It was a robust session for the bulls, with another notable gain in the stock market today. The S&P 500 rose 3%, even as the banks failed to paint an optimistic outlook on the economy.
Speaking of economic outlooks, the International Monetary Fund wasn’t very optimistic either. The world will “very likely” experience the worst economy contraction since the Great Depression, according to the IMF.
The “Great Lockdown” thrust the global economy into a chaotic situation, as all sorts of businesses experienced a massive disruption. The IMF expects a 3% contraction in global GDP this year, which would make it one of the worst economic years. That’s a drastic change from the 3.3% growth it was expecting in January.
JPMorgan (NYSE:JPM) is considered an industry leader and best-in-class bank. So to see the company go from a 3.8% gain in early trading to a near-5% loss at one point was troubling. The move came after a miss on both earnings and revenue.
Sales missed estimates by more than $1 billion and contracted 3% year-over-year. However, a big portion of the profit miss was due to the company’s significant increase in reserves. JPMorgan bumped its reserves by $6.8 billion or $1.66 per share, to $8.3 billion. That’s up from just $1.5 billion a year ago, to give a sense of this move.
Wells Fargo (NYSE:WFC) also reported disappointing quarterly figures, falling more than 4% as a result. While non-GAAP earnings of 80 cents per share beat expectations by 18 cents, GAAP earnings of just 1 penny badly missed estimates. Further, revenue of $17.7 billion contracted 18.8% year-over-year and missed consensus estimates by $1.6 billion.
On a brighter note, Johnson & Johnson (NYSE:JNJ) beat both top- and bottom-line estimates. Earnings of $2.30 per share smashed expectations by 30 cents, while revenue of $20.7 billion grew 3.3% year-over-year and beat expectations by more than $1.2 billion. The company also gave a 6.3% bump to the dividend, which now yields 2.9%.
However, management significantly dropped its full-year expectations. The company now expects 2020 sales between $77.5 billion to $80.5 billion, down from a prior outlook of $85.4 billion to $86.2 billion. They expect adjusted operational earnings between a range of $7.65 to $8.05 per share vs. a prior outlook of $9 to $9.15 per share.

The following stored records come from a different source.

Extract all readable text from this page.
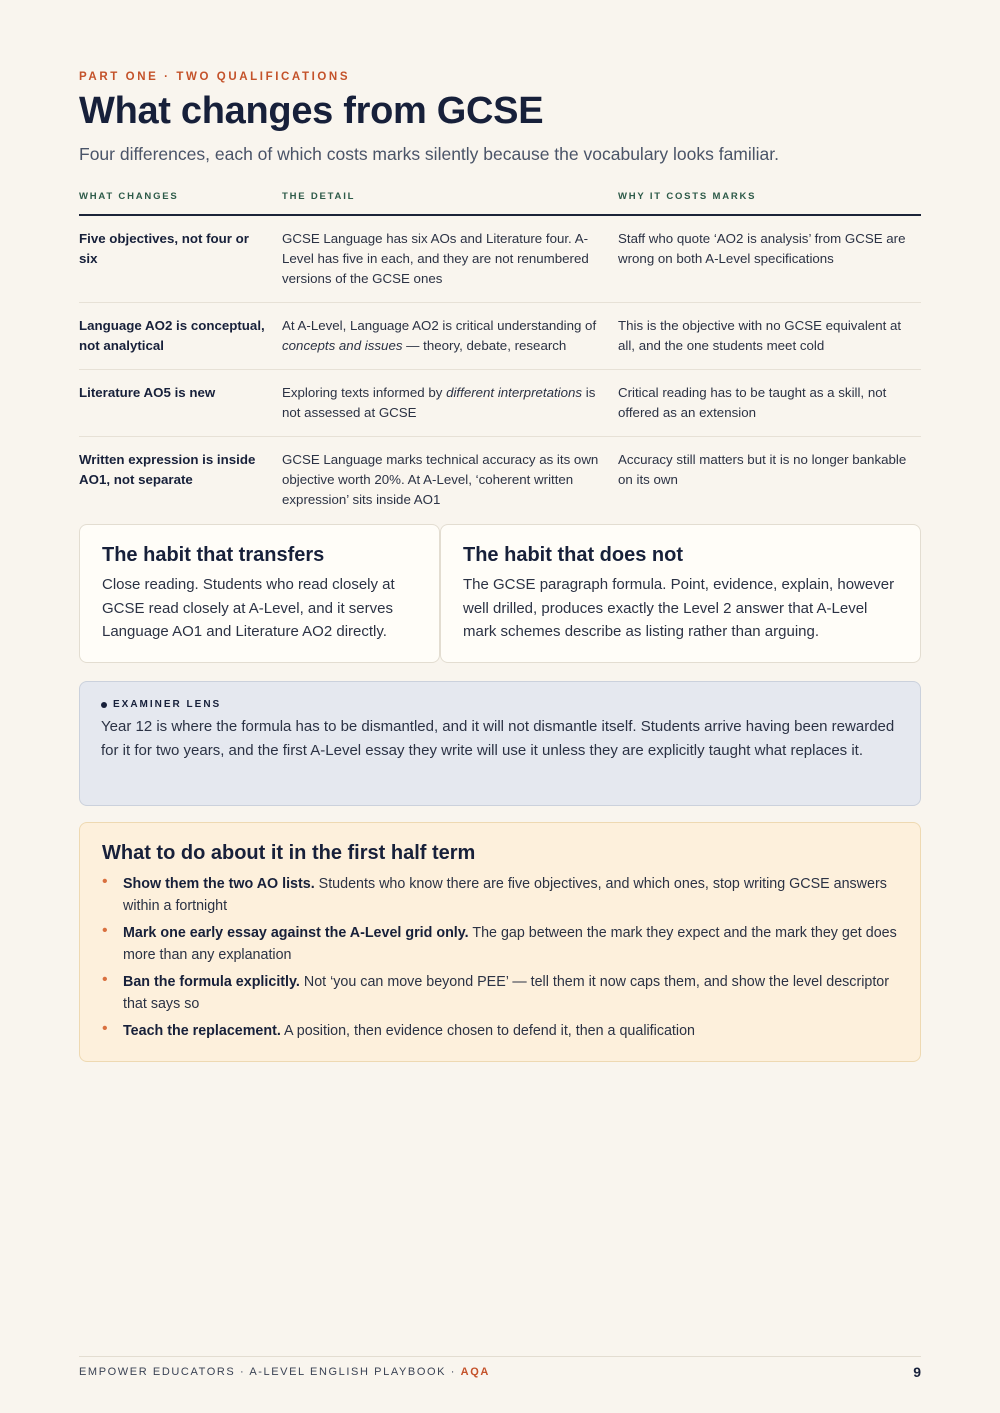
PART ONE · TWO QUALIFICATIONS
What changes from GCSE

Four differences, each of which costs marks silently because the vocabulary looks familiar.

WHAT CHANGES	THE DETAIL	WHY IT COSTS MARKS
Five objectives, not four or six	GCSE Language has six AOs and Literature four. A-Level has five in each, and they are not renumbered versions of the GCSE ones	Staff who quote ‘AO2 is analysis’ from GCSE are wrong on both A-Level specifications
Language AO2 is conceptual, not analytical	At A-Level, Language AO2 is critical understanding of concepts and issues — theory, debate, research	This is the objective with no GCSE equivalent at all, and the one students meet cold
Literature AO5 is new	Exploring texts informed by different interpretations is not assessed at GCSE	Critical reading has to be taught as a skill, not offered as an extension
Written expression is inside AO1, not separate	GCSE Language marks technical accuracy as its own objective worth 20%. At A-Level, ‘coherent written expression’ sits inside AO1	Accuracy still matters but it is no longer bankable on its own
The habit that transfers

Close reading. Students who read closely at GCSE read closely at A-Level, and it serves Language AO1 and Literature AO2 directly.

The habit that does not

The GCSE paragraph formula. Point, evidence, explain, however well drilled, produces exactly the Level 2 answer that A-Level mark schemes describe as listing rather than arguing.

EXAMINER LENS

Year 12 is where the formula has to be dismantled, and it will not dismantle itself. Students arrive having been rewarded for it for two years, and the first A-Level essay they write will use it unless they are explicitly taught what replaces it.

What to do about it in the first half term
• Show them the two AO lists. Students who know there are five objectives, and which ones, stop writing GCSE answers within a fortnight
• Mark one early essay against the A-Level grid only. The gap between the mark they expect and the mark they get does more than any explanation
• Ban the formula explicitly. Not ‘you can move beyond PEE’ — tell them it now caps them, and show the level descriptor that says so
• Teach the replacement. A position, then evidence chosen to defend it, then a qualification
EMPOWER EDUCATORS · A-LEVEL ENGLISH PLAYBOOK · AQA	9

J&J was a Top Stock Trade from Tuesday.
Movers in the Stock Market Today
JPMorgan analyst Steven Tusa cut General Electric’s (NYSE:GE) price target from $6 to $5 and maintained a “neutral” rating. Tusa states that the company “has historically been, and remains the most expensive value trap we’ve seen.” This news comes just one day after GE’s debt buyback and bond sale.
To help keep Dave & Buster’s Entertainment (NASDAQ:PLAY) afloat during this time, the company is making a deal with Jefferies to sell up to $75 million in equity via an at-the-market offering. After a precipitous decline in its stock price and a severe dent in business, Dave & Buster’s plans to use the money to improve its balance sheet.
Boeing (NYSE:BA) reported just 50 deliveries in the first quarter of 2020, missing expectations of 60 deliveries and down significantly from the 149 deliveries it reported in the first quarter of 2019. In March, Boeing had to remove over 300 jetliners from its order book and has suffered 150 cancellations of its 737 Max aircraft.
Shares fell 4.3% in the stock market today.
Advanced Micro Devices (NASDAQ:AMD) will launch three new Epyc server processors — the 7F32, the 7F52 and the 7F72 — to compete with Intel (NASDAQ:INTC) in the data center business. Reportedly, the chips can reduce cost of ownership by 50% compared to Intel’s Xeon processors. AMD has continued to make a larger push into data centers, as it looks for further growth amid improving technology.
Chesapeake Energy (NYSE:CHK) just approved a reverse stock split of 1 for 200. This move will be implemented on April 15. It will decrease Chesapeake’s outstanding shares down to roughly 9.78 million from 1.96 billion. The split is being engineered to maintain the minimum requirements of the New York Stock Exchange.